Ratko Mladic Muore: Un Capo di Stato Maggiore Responsabile del Genocidio di Srebrenica
Ratko Mladić, l'ex generale serbo-bosniaco ritenuto responsabile del massacro di Srebrenica e di numerosi altri crimini di guerra durante la guerra in Bosnia, è morto all'età di 84 anni. La notizia ha riportato alla luce un capitolo particolarmente oscuro della storia europea recente, segnato da violenze etniche e atrocità.
Il Processo e la Condanna
Mladić scontava una pena di ergastolo inflitta dalla Corte penale internazionale per genocidio, crimini di guerra e crimini contro l'umanità. Il processo, conclusosi nel 2017, ha confermato le sue responsabilità nel massacro di oltre 8.300 uomini e ragazzi bosgnacchi a Srebrenica nel luglio del 1995. L’assedio di Sarajevo, durante il quale la popolazione civile è stata sottoposta a bombardamenti e tiri di cecchini per oltre tre anni, è stato anch'esso condotto sotto la sua direzione.

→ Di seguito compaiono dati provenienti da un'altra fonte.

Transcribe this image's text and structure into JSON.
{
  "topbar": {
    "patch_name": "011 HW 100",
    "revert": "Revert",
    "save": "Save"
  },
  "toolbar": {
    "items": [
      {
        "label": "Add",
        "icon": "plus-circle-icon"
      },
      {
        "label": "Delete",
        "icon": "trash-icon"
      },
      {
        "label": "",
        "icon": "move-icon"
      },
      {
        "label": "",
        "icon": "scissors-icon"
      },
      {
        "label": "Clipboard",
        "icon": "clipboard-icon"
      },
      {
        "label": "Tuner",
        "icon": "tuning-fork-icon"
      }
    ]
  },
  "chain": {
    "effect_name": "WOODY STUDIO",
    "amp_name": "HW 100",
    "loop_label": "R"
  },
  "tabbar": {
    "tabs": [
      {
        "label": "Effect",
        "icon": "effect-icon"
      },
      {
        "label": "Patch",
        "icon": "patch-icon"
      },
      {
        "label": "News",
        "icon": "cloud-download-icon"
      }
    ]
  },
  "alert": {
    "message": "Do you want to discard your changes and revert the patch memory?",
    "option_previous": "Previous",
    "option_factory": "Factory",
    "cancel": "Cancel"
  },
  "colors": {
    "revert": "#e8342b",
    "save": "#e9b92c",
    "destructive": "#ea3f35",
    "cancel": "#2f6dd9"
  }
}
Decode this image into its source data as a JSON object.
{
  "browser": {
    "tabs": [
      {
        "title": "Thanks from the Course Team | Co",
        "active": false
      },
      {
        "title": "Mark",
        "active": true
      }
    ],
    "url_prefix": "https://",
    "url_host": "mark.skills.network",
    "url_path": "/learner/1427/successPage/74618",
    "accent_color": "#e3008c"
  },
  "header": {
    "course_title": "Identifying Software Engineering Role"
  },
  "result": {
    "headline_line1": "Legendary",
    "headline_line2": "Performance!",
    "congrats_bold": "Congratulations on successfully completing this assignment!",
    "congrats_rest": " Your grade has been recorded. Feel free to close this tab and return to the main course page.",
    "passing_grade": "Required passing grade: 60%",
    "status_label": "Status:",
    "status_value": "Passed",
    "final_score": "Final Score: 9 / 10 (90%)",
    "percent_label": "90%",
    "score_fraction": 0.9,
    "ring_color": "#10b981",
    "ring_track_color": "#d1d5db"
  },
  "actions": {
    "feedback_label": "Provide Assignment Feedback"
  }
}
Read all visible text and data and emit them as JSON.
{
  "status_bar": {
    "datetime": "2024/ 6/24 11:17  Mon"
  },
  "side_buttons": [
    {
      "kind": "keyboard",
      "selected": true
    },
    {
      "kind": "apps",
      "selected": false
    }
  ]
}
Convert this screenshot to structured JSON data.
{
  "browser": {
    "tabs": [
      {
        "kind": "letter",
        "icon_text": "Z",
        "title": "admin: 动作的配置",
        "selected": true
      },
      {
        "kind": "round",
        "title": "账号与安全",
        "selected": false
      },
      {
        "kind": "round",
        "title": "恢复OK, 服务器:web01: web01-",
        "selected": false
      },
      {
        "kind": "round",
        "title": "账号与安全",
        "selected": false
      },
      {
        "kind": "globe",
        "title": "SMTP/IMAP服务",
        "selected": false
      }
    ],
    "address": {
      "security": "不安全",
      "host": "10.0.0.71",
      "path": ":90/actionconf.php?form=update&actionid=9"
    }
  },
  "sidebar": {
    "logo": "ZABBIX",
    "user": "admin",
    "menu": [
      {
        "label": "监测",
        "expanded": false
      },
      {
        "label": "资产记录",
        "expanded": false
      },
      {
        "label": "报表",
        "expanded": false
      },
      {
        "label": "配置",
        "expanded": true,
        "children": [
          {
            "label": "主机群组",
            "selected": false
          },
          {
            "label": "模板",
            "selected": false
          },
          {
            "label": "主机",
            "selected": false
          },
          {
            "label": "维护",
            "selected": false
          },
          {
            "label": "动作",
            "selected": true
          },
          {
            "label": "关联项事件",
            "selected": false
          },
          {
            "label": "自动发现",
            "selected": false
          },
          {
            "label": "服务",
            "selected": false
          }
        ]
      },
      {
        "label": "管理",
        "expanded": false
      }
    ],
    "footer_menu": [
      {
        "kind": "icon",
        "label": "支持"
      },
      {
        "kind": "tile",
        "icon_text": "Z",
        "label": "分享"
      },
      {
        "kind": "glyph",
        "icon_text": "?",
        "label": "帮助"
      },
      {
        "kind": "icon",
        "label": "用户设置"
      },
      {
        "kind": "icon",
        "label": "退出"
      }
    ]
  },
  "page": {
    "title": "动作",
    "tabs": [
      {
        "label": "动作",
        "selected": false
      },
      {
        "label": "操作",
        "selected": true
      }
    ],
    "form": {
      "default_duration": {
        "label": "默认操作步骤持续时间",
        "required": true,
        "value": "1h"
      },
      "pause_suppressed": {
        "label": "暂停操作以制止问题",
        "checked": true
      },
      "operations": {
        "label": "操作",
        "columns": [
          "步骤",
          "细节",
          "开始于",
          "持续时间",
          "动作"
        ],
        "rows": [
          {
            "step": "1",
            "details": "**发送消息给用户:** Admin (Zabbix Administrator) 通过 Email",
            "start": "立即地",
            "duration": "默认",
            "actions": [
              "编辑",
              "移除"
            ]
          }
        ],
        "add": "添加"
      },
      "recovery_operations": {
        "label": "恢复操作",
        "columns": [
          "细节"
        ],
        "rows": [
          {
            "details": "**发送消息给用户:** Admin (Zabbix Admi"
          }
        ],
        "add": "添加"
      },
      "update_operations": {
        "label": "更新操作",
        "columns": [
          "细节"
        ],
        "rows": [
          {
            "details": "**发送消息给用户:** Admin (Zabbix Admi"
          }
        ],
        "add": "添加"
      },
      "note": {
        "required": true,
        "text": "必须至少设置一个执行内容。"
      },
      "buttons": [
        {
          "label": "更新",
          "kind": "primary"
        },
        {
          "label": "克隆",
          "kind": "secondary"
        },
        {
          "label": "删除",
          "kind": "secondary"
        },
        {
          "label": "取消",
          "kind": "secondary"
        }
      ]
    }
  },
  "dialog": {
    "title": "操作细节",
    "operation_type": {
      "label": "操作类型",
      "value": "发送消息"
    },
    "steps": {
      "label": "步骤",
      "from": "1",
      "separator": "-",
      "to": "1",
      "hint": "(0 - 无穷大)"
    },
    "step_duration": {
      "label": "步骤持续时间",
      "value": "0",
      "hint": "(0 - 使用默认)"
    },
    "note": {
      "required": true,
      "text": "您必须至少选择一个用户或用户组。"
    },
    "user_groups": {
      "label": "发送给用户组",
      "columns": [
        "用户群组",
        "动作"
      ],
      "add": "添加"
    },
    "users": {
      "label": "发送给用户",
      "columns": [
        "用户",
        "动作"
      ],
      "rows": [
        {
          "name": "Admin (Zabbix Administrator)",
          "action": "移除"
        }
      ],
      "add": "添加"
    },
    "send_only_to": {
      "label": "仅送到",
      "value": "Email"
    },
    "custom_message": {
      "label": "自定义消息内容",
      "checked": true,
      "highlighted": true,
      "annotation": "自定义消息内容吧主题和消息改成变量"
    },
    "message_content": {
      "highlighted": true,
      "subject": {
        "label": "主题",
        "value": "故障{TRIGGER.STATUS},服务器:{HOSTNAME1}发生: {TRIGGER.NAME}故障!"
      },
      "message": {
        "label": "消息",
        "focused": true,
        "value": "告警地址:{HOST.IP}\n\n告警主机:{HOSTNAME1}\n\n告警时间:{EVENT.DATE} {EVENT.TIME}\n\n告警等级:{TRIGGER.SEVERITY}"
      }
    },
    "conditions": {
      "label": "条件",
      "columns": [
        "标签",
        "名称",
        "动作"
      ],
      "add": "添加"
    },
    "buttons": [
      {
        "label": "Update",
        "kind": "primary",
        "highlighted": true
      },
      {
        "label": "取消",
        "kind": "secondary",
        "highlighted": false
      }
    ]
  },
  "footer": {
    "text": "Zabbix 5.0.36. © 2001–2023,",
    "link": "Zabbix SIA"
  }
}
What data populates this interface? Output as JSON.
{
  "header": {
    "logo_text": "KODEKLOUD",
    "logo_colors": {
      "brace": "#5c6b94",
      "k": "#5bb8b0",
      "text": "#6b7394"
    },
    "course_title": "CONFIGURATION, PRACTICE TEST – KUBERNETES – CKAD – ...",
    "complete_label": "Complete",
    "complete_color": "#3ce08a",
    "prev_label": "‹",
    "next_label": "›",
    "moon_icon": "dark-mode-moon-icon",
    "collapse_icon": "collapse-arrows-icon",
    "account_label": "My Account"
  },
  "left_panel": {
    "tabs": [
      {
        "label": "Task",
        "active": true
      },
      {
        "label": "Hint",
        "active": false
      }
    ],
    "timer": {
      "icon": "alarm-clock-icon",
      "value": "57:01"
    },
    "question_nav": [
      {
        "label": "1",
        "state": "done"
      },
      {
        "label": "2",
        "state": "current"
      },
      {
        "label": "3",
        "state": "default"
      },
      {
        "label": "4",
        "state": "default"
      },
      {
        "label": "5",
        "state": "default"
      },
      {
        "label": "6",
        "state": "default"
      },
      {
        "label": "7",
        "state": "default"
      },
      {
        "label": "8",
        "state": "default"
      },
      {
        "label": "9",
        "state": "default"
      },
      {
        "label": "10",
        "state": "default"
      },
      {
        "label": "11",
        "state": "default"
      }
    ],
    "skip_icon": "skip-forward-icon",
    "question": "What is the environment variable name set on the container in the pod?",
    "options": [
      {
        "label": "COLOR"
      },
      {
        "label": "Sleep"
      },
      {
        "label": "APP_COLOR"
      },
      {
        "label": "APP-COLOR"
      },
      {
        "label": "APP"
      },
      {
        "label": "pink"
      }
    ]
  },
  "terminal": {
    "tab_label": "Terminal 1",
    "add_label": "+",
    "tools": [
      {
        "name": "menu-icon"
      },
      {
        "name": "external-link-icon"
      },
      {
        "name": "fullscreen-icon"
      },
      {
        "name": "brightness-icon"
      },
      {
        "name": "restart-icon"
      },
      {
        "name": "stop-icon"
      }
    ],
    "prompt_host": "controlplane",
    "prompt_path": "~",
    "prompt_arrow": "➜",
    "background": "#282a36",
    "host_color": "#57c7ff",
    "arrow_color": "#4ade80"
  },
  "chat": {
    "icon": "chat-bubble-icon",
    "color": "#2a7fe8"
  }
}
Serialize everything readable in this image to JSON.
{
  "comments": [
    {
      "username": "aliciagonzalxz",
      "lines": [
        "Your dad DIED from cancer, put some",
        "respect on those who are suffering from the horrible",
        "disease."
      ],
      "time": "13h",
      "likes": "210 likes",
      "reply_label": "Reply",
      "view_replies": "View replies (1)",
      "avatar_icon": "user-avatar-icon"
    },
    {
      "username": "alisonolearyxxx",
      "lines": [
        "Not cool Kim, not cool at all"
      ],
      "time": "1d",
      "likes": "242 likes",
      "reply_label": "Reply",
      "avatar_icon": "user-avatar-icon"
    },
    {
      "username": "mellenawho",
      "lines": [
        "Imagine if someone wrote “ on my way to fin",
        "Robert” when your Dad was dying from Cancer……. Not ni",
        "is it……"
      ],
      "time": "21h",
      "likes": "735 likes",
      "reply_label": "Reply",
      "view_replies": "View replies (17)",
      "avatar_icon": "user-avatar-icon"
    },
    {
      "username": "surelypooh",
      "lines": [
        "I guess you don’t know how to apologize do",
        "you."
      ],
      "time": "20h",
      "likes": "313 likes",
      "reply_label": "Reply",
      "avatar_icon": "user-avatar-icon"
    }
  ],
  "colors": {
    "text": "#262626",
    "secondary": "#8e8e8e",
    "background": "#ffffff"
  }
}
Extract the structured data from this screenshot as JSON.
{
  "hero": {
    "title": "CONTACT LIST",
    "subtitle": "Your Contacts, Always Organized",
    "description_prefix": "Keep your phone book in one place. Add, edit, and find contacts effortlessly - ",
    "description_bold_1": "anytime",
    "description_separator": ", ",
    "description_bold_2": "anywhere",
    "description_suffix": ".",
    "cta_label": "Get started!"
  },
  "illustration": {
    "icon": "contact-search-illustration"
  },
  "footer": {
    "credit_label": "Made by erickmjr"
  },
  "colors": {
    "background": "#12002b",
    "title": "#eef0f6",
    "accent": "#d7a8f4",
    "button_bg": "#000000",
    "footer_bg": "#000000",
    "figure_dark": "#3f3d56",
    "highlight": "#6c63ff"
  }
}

L'Assedio di Srebrenica: Una Pagina Oscura
Il massacro di Srebrenica rappresenta una delle più gravi atrocità commesse durante la guerra in Bosnia. L’operazione militare, orchestrata da Mladić, ha visto il crollo della zona di protezione delle Nazioni Unite e l'uccisione sistematica di civili bosgnacchi. La sua figura è indissolubilmente legata al tragico assedio della città, simbolo di resistenza contro la repressione.
La Latitanza e l’Arresto
Mladić si era sottratto alla giustizia internazionale per 16 anni, beneficiando inizialmente della protezione di settori deviati dei servizi di sicurezza serbi e serbo-bosniaci. La sua latitanza è terminata nel maggio del 2011 quando è stato arrestato in Serbia. Estradato all'Aja, ha scontato la pena fino alla sua morte.